Monce SAS · Tulane University
March 2026 — Living Document
The AUMA proof system — a MAXSAT evaluation-space oracle combined with BCP verification — proves UNSAT for instances where resolution requires exponential steps. On the pigeonhole principle, where Haken (1985) established a 2Ω(n) lower bound for resolution, AUMA proves UNSAT in milliseconds:
| Instance | Type | Vars | Clauses | Gap | Status | Time |
|---|---|---|---|---|---|---|
| hole6 (PHP) | Pigeonhole | 42 | 133 | 1 | PROVEN | 4ms |
| hole7 (PHP) | Pigeonhole | 56 | 204 | 1 | PROVEN | 7ms |
| hole8 (PHP) | Pigeonhole | 72 | 297 | 1 | PROVEN | 15ms |
| ais10 | All Interval | 181 | 3151 | 4 | PROVEN | 568ms |
| pret150 | Structured | 150 | 400 | 1 | PROVEN | 83ms |
| dubois20–50 | XOR chains | 60–150 | 160–400 | 1 | PROVEN | 8–73ms |
This is strictly stronger than tree-like resolution on these families. The theoretical foundation and full technique are detailed in Section 7.

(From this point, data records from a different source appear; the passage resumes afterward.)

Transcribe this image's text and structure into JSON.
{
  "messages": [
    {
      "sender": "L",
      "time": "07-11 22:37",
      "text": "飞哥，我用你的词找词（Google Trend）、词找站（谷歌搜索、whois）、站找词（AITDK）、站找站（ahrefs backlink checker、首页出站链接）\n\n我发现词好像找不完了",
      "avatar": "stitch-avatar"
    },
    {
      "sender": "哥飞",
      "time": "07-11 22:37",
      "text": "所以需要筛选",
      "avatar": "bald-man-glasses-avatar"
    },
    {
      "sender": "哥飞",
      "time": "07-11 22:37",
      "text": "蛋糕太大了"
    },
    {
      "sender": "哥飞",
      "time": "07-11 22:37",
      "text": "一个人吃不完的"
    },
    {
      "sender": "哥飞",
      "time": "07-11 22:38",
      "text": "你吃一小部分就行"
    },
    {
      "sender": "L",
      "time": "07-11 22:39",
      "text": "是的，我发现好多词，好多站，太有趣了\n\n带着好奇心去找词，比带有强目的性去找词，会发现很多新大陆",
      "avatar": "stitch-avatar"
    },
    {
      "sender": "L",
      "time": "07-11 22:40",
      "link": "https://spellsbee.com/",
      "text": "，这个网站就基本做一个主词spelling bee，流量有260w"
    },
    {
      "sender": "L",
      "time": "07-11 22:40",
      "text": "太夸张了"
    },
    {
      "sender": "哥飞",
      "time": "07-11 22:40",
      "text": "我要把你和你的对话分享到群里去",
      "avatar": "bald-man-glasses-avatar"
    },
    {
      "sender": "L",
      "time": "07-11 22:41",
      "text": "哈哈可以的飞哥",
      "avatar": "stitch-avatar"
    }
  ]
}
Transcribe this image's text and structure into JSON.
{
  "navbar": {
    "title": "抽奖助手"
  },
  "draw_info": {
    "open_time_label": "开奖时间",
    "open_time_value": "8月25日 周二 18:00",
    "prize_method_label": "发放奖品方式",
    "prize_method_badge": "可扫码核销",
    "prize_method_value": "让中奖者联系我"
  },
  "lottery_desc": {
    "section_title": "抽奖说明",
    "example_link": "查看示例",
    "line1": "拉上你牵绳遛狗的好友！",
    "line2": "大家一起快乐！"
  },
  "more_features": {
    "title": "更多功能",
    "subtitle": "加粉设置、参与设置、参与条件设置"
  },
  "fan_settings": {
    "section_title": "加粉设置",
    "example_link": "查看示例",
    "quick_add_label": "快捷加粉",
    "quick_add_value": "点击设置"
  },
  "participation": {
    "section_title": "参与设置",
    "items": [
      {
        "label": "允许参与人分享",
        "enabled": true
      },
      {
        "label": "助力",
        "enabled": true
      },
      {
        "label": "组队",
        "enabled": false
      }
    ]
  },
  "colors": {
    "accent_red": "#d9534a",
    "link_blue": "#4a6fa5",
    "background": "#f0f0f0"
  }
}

Separately, on SHA-256 Tseitin encodings, we establish a clean boundary result: 12 polynomial techniques achieve 93.5% structural novelty via isomorphic rephrase but zero reduction in problem hardness. SHA-256's diffusion rounds are a limit theorem for syntactic transformation (Section 5).
The satisfiability problem exhibits a three-zone complexity structure analogous to the phase transition in random k-SAT. At low clause-to-variable ratio α, instances are under-constrained and solvable by unit propagation. At high α, instances are over-constrained and refutable by BCP. The hard core lies at the phase transition (α ≈ 4.267 for random 3-SAT).
This sandwich structure was first demonstrated empirically in our Sudoku solver (sudoku.aws.monce.ai), where polynomial BCP handles high-density puzzles, transformation-based methods handle low-density puzzles, and stochastic walks address the NP strip. PolySAT reproduces this architecture for general SAT. The shared theoretical foundation — Fourier analysis on the Boolean cube applied to constraint satisfaction — is developed in the AUMA framework (Dana, 2023).
PolySAT chains 16 polynomial-time techniques in a fixpoint loop, ordered by tier (cheapest first). When any technique makes progress, the loop restarts from Tier 0. The tier ordering is critical: BCE runs before O(c²) techniques, so they operate on the reduced formula (21K clauses instead of 300K).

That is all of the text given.